16. Although there was no accompanying committee report attached to the PROTECT Act, the floor debates over the Act’s relevant provisions belie the majority’s contention that a discretionary Guidelines system is more consistent with Congress’ intent than the holding I would adopt. See 149 Cong. Rec. S5113, S5121—S5122 (Apr. 10, 2003) (remarks of Sen. Hatch) (arguing that the PROTECT Act “says the game is over for judges: You will have some departure guidelines from the Sentencing Commission, but you are not going to go beyond those, and you are not going to go on doing what is happening in our society today on children’s crimes, no matter how softhearted you are. That is what we are trying to do here. . . . We say in this bill: We are sick of this, judges. You are not going to do this anymore except within the guidelines set by the Sentencing Commission”); id., at S5123 (“[T]rial judges systematically undermine the sentencing guidelines by creating new reasons to reduce these sentences”); id., at S6708, S6711 (May 20, 2003) (remarks of Sen. Kennedy) (“The Feeney Amendment effectively strips Federal judges of discretion to impose individualized sentences, and transforms the longstanding sentencing guidelines system into a mandatory minimum sentencing system. It limits in several ways the ability of judges to depart downwards from the guidelines”).

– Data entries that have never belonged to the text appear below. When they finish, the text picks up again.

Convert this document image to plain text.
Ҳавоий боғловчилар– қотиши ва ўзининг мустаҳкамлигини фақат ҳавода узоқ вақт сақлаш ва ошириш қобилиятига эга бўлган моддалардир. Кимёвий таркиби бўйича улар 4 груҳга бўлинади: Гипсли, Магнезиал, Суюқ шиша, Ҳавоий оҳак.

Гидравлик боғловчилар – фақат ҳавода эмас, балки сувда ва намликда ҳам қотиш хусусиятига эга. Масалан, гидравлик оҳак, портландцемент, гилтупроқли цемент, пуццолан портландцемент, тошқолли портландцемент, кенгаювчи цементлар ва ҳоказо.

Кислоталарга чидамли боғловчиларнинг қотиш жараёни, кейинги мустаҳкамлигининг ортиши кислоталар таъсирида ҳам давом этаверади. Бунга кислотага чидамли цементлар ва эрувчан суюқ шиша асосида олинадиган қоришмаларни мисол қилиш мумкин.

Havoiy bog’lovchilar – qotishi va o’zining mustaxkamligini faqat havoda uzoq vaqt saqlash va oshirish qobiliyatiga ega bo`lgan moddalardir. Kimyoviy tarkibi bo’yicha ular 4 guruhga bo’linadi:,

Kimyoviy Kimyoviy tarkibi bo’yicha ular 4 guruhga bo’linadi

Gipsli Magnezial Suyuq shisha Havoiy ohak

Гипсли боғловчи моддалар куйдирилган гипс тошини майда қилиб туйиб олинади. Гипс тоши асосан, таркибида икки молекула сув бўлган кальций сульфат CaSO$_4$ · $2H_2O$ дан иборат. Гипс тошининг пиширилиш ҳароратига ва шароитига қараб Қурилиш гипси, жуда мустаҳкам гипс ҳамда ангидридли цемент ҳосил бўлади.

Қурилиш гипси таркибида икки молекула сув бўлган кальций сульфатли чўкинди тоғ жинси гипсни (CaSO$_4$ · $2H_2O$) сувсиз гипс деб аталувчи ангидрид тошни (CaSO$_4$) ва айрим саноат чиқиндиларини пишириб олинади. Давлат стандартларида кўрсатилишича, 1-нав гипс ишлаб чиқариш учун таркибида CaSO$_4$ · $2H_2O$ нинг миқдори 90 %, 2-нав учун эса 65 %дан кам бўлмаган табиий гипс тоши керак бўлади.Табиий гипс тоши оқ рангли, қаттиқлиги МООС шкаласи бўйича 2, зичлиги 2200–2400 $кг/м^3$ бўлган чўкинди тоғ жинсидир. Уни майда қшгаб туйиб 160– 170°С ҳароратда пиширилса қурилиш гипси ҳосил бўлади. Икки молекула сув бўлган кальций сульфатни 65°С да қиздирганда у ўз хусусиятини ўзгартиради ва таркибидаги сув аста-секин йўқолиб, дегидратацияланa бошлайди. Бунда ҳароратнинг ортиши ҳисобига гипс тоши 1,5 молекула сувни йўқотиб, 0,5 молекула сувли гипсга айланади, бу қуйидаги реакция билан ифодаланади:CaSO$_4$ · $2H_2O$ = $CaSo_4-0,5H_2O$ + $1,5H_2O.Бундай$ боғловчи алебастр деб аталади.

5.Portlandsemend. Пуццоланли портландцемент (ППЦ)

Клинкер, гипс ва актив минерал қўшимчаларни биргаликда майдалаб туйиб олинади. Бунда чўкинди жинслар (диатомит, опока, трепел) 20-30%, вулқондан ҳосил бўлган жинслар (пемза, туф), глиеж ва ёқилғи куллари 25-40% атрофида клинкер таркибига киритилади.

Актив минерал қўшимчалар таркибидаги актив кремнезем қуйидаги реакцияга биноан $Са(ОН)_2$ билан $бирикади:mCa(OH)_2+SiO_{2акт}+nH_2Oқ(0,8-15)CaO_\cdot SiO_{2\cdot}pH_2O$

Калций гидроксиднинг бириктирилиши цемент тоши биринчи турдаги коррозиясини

17. Moreover, even if the change to an indeterminate system were necessary, the Court could have minimized the consequences to the system by limiting the application of its holding to those defendants on direct review who actually suffered a Sixth Amendment violation. Griffith v. Kentucky, 479 U.S. 314 (1987), does not require blind application of every part of this Court’s holdings to all pending cases, but rather, requires that we apply any new “rule to all similar cases pending on direct review.” Id., at 323. For obvious reasons, not all pending cases are made similar to Booker and Fanfan’s merely because they involved an application of the Guidelines.